明大前で運転停車
乗降用ドアが閉まると、運転士がミュージックフォーン(警笛)を奏で、定刻通り17時00分に発車。車内自動放送のあと、間をおいて車掌が到着時刻、車内設備を案内し、「短い時間ではございますが、ごゆっくりおくつろぎください」で締める。
京王八王子行きは府中までノンストップだが、明大前で運転停車(客扱いを行なわない停車のこと)。ここは井の頭線乗換駅で、正規の停車駅にすれば、利便性が高まるだろう。
車内では車掌が巡回し、指定された席に坐っていない乗客のチェックを行なう。座席指定券なしで乗車した場合、車内料金700円をその場で支払う。
さて、〈京王ライナー〉用の2代目5000系は2017年7月に登場し、9月29日から、一般列車で営業運転を開始した“簡易優等車両”である。
回転式クロスシートにセットされた状態。

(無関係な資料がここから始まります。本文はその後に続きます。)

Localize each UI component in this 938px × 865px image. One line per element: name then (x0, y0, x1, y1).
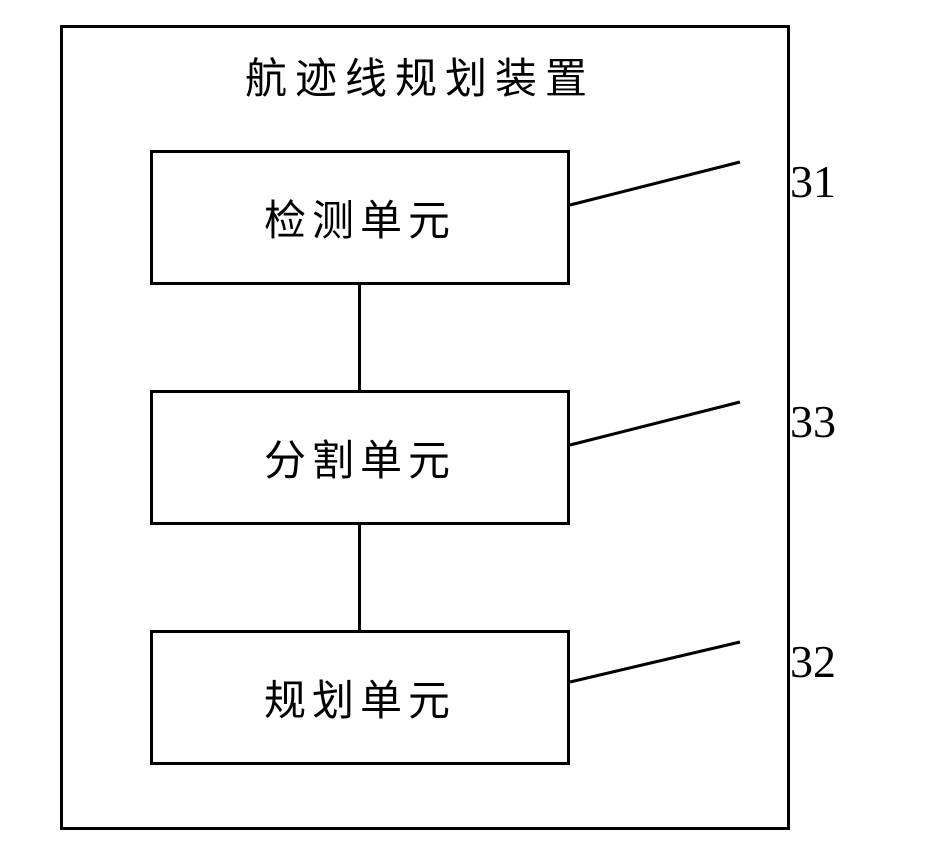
block-33: 分割单元 (150, 390, 570, 525)
block-label: 规划单元 (264, 667, 456, 728)
connector-1 (358, 525, 361, 630)
block-label: 分割单元 (264, 427, 456, 488)
connector-0 (358, 285, 361, 390)
ref-label-33: 33 (790, 395, 836, 448)
diagram-title: 航迹线规划装置 (190, 45, 650, 106)
block-31: 检测单元 (150, 150, 570, 285)
block-32: 规划单元 (150, 630, 570, 765)
ref-label-32: 32 (790, 635, 836, 688)
ref-label-31: 31 (790, 155, 836, 208)
block-label: 检测单元 (264, 187, 456, 248)
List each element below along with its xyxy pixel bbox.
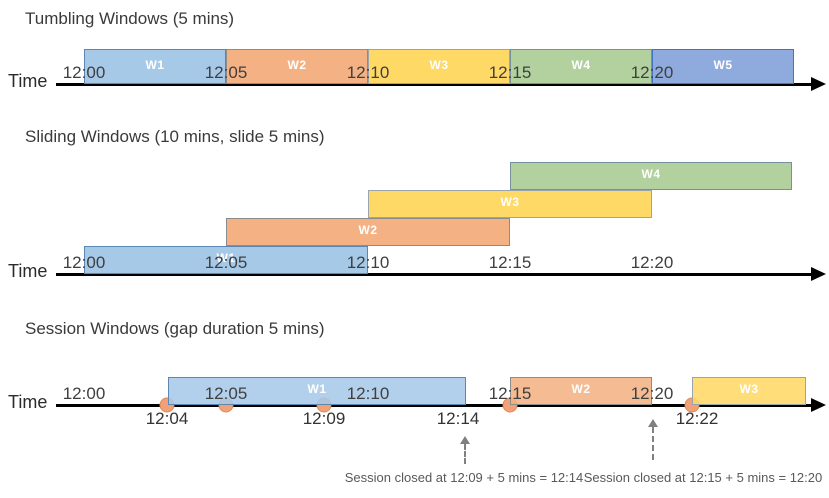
axis-tick-label: 12:20 bbox=[630, 253, 674, 272]
time-axis-line bbox=[56, 404, 812, 407]
time-axis-label: Time bbox=[8, 261, 48, 281]
window-label: W1 bbox=[307, 382, 327, 396]
window-label: W2 bbox=[358, 223, 378, 237]
axis-tick-label: 12:05 bbox=[204, 253, 248, 272]
section-title: Sliding Windows (10 mins, slide 5 mins) bbox=[25, 127, 325, 146]
window-bar-w3: W3 bbox=[368, 49, 510, 84]
session-closed-arrow-icon bbox=[460, 436, 470, 444]
window-label: W3 bbox=[429, 57, 449, 72]
axis-tick-label: 12:10 bbox=[346, 253, 390, 272]
axis-tick-label: 12:20 bbox=[630, 384, 674, 403]
axis-tick-label: 12:20 bbox=[630, 63, 674, 82]
axis-tick-label: 12:00 bbox=[62, 63, 106, 82]
time-axis-label: Time bbox=[8, 71, 48, 91]
axis-arrowhead-icon bbox=[811, 77, 826, 91]
section-title: Tumbling Windows (5 mins) bbox=[25, 9, 235, 28]
event-time-label: 12:04 bbox=[145, 409, 189, 428]
window-bar-w3: W3 bbox=[692, 377, 806, 405]
window-label: W3 bbox=[739, 382, 759, 396]
session-closed-arrow-icon bbox=[648, 419, 658, 427]
window-bar-w1: W1 bbox=[168, 377, 466, 405]
window-bar-w3: W3 bbox=[368, 190, 652, 218]
window-bar-w2: W2 bbox=[226, 49, 368, 84]
time-axis-line bbox=[56, 83, 812, 86]
window-label: W3 bbox=[500, 195, 520, 209]
session-closed-arrow-stem bbox=[464, 444, 466, 464]
window-label: W4 bbox=[571, 57, 591, 72]
window-label: W5 bbox=[713, 57, 733, 72]
window-label: W2 bbox=[287, 57, 307, 72]
window-label: W1 bbox=[145, 57, 165, 72]
axis-tick-label: 12:15 bbox=[488, 384, 532, 403]
window-bar-w1: W1 bbox=[84, 246, 368, 274]
window-bar-w1: W1 bbox=[84, 49, 226, 84]
axis-tick-label: 12:15 bbox=[488, 63, 532, 82]
event-time-label: 12:14 bbox=[436, 409, 480, 428]
axis-tick-label: 12:05 bbox=[204, 384, 248, 403]
window-bar-w2: W2 bbox=[226, 218, 510, 246]
event-time-label: 12:22 bbox=[675, 409, 719, 428]
window-label: W2 bbox=[571, 382, 591, 396]
time-axis-line bbox=[56, 273, 812, 276]
window-label: W4 bbox=[641, 167, 661, 181]
session-closed-arrow-stem bbox=[652, 427, 654, 460]
event-time-label: 12:09 bbox=[302, 409, 346, 428]
axis-tick-label: 12:10 bbox=[346, 384, 390, 403]
axis-tick-label: 12:15 bbox=[488, 253, 532, 272]
session-closed-note: Session closed at 12:09 + 5 mins = 12:14 bbox=[344, 470, 584, 485]
axis-arrowhead-icon bbox=[811, 267, 826, 281]
window-bar-w2: W2 bbox=[510, 377, 652, 405]
axis-tick-label: 12:00 bbox=[62, 253, 106, 272]
axis-arrowhead-icon bbox=[811, 398, 826, 412]
section-title: Session Windows (gap duration 5 mins) bbox=[25, 319, 325, 338]
axis-tick-label: 12:10 bbox=[346, 63, 390, 82]
session-closed-note: Session closed at 12:15 + 5 mins = 12:20 bbox=[583, 470, 823, 485]
window-label: W1 bbox=[216, 251, 236, 265]
time-axis-label: Time bbox=[8, 392, 48, 412]
window-bar-w4: W4 bbox=[510, 49, 652, 84]
window-bar-w4: W4 bbox=[510, 162, 792, 190]
window-bar-w5: W5 bbox=[652, 49, 794, 84]
axis-tick-label: 12:05 bbox=[204, 63, 248, 82]
axis-tick-label: 12:00 bbox=[62, 384, 106, 403]
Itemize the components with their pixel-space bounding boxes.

座席の向きはオレンジのレバーで変えられる。
座席は車端部を除き、先述のデュアルシート。ひじかけの内側にくぼみを作ることで、少しでも着座幅を広くするよう工夫している。〈京王ライナー〉運行時にオススメの座席は、各車両の5・8・11番席。夕方以降も車窓を楽しみたい人にとっては、うってつけだ。

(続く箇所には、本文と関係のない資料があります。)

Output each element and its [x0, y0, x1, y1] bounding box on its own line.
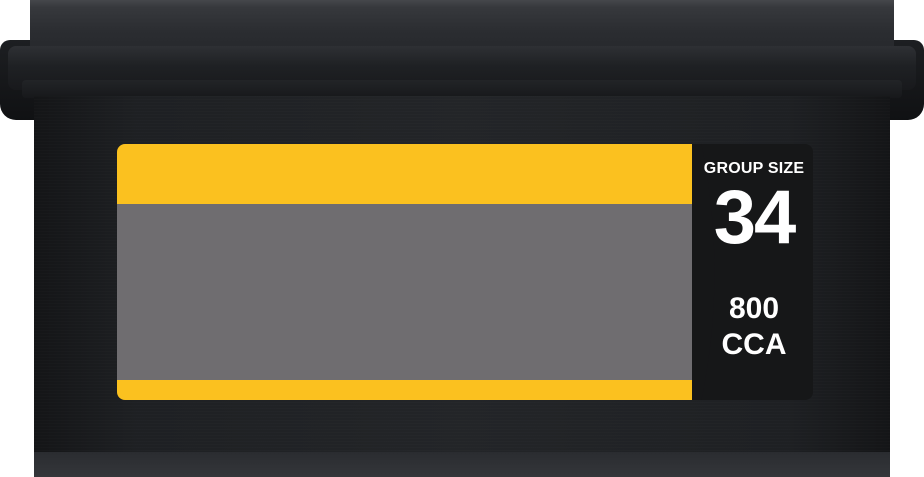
cca-unit: CCA	[721, 328, 787, 361]
group-size-caption: GROUP SIZE	[703, 160, 805, 177]
battery-label: GROUP SIZE 34 800 CCA	[117, 144, 813, 400]
group-size-number: 34	[713, 175, 797, 260]
label-info-box: GROUP SIZE 34 800 CCA	[695, 144, 813, 400]
label-yellow-stripe-bottom	[117, 380, 692, 400]
label-yellow-stripe-top	[117, 144, 692, 204]
cca-value: 800	[728, 292, 780, 325]
label-gray-panel	[117, 204, 692, 380]
battery-lid-highlight	[30, 0, 894, 8]
label-curved-divider	[547, 144, 717, 400]
battery-case-bottom-band	[34, 452, 890, 477]
battery-lid-top	[30, 0, 894, 52]
battery-lid-lip	[22, 80, 902, 98]
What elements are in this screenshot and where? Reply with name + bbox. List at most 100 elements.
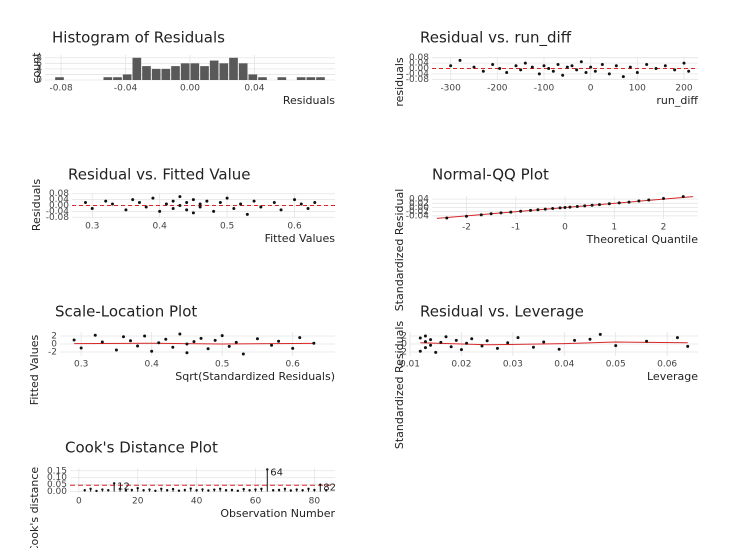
point: [212, 209, 216, 213]
point: [199, 336, 203, 340]
point: [637, 199, 641, 203]
y-tick-label: -0.04: [406, 69, 430, 79]
point: [563, 206, 567, 209]
x-tick-label: 0.04: [244, 84, 264, 94]
x-tick-label: 0.00: [180, 84, 200, 94]
point: [110, 202, 114, 206]
y-tick-label: 0.08: [409, 53, 429, 63]
point: [575, 204, 579, 208]
point: [531, 345, 535, 349]
stem-point: [207, 489, 210, 492]
point: [614, 344, 618, 348]
point: [542, 64, 546, 68]
point: [519, 68, 523, 72]
stem-point: [124, 489, 128, 492]
stem-point: [319, 483, 322, 486]
stem-point: [248, 489, 251, 492]
point: [654, 67, 658, 70]
point: [418, 349, 422, 353]
point: [565, 65, 569, 69]
stem-point: [224, 489, 228, 492]
point: [218, 201, 222, 205]
y-tick-label: 0.00: [49, 201, 69, 211]
stem-point: [313, 488, 316, 492]
point: [673, 68, 677, 72]
y-tick-label: 0.08: [49, 189, 69, 199]
stem-point: [213, 488, 216, 491]
point: [645, 62, 649, 66]
stem-point: [89, 487, 92, 491]
point: [523, 61, 527, 65]
trend-line: [74, 342, 314, 345]
bar: [55, 77, 64, 80]
stem-point: [154, 489, 157, 492]
y-tick-label: -2: [398, 348, 407, 358]
x-tick-label: 0: [588, 84, 594, 94]
bar: [132, 57, 142, 80]
point: [151, 196, 155, 200]
stem-point: [83, 489, 86, 492]
bar: [161, 68, 171, 80]
stem-point: [218, 487, 222, 491]
y-tick-label: 6: [36, 59, 42, 69]
point: [647, 198, 651, 202]
point: [178, 332, 182, 336]
point: [429, 343, 433, 347]
point: [551, 207, 555, 211]
y-tick-label: 0.00: [47, 487, 67, 497]
point: [232, 206, 236, 210]
point: [675, 336, 679, 340]
point: [687, 69, 691, 73]
point: [682, 61, 686, 65]
point: [506, 341, 510, 345]
y-tick-label: -0.04: [46, 207, 70, 217]
point: [561, 73, 565, 77]
y-tick-label: -0.04: [406, 211, 430, 221]
y-tick-label: 2: [401, 332, 407, 342]
y-tick-label: -0.02: [406, 207, 429, 217]
x-axis-label: run_diff: [656, 94, 698, 107]
point: [681, 195, 685, 199]
point: [556, 62, 560, 66]
x-tick-label: 1: [611, 223, 617, 233]
point: [445, 216, 449, 220]
x-tick-label: 100: [629, 84, 646, 94]
x-tick-label: 0.06: [657, 360, 677, 370]
point: [485, 339, 489, 343]
stem-point: [171, 487, 175, 491]
bar: [219, 63, 229, 80]
point: [558, 206, 562, 210]
stem-point: [189, 487, 192, 490]
panel-title: Scale-Location Plot: [55, 303, 197, 321]
panel: Residual vs. Fitted Value-0.08-0.040.000…: [30, 166, 335, 246]
stem-point: [277, 488, 281, 492]
point: [298, 336, 302, 340]
stem-point: [130, 488, 134, 492]
point: [178, 204, 182, 207]
point: [498, 67, 502, 70]
point: [458, 58, 462, 62]
point: [621, 75, 625, 79]
point: [509, 210, 513, 214]
x-axis-label: Sqrt(Standardized Residuals): [175, 370, 335, 383]
point: [312, 341, 316, 345]
point: [537, 72, 541, 76]
point: [93, 333, 97, 337]
point: [206, 347, 210, 351]
stem-point: [183, 488, 187, 492]
bar: [209, 60, 219, 80]
point: [489, 212, 493, 216]
point: [573, 338, 577, 342]
point: [614, 64, 618, 68]
point: [234, 340, 238, 344]
bar: [248, 74, 258, 80]
y-tick-label: 0.02: [409, 199, 429, 209]
point: [536, 208, 540, 212]
point: [245, 212, 249, 216]
point: [185, 208, 189, 212]
point: [449, 345, 453, 349]
bar: [258, 77, 267, 80]
point: [423, 346, 427, 350]
stem-point: [266, 468, 269, 471]
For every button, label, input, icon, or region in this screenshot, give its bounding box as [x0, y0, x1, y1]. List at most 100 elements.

車内設備は、無線LANやKEIO FREE Wi-Fiのサービスがあり、どの列車でも使用できるほか、〈京王ライナー〉運行時の特権として、各席に配置されたコンセントが使え、携帯電話などの充電ができる。
空気清浄器はパナソニックのナノイーを採用。車内の快適な環境づくりにひと役買っている。
車両の詳細は、こちらを御参照いただこう。
府中以遠は乗車率が高い
停止信号で止まったのち、調布で準特急京王八王子行きを追い抜く。私鉄で特急系列車同士の追い抜きは、珍しい。
府中で各駅停車京王八王子行きに接続。ここから座席指定が解除され、乗車券のみで乗車できる。このため、乗り換える客が多く、座席がすべて埋まる。皮肉にも〈京王ライナー〉は、ここから盛況する。府中以遠は特急と同じ駅に停車するので、乗客にとってはわかりやすい。
折り返し、回送となり、新宿19時00分発の〈京王ライナー7号〉京王八王子行きに充当される。
この日は東京競馬の開催に伴い、一部の列車に遅延が発生していたため、終点京王八王子へは定刻より3分遅れの17時42分に到着した。
参考までに、新宿―京王八王子間の大人運賃は京王360円(IC運賃も同額)に対し、JR東日本中央線の新宿―八王子間は480円(IC運賃474円)。所要時間や快適性は中央線の〈中央ライナー〉に軍配が上がる。一方、〈京王ライナー〉は運賃と座席指定券を加算しても760円なのだから、簡易優等車両の座席指定列車としては、妥当な料金といえよう。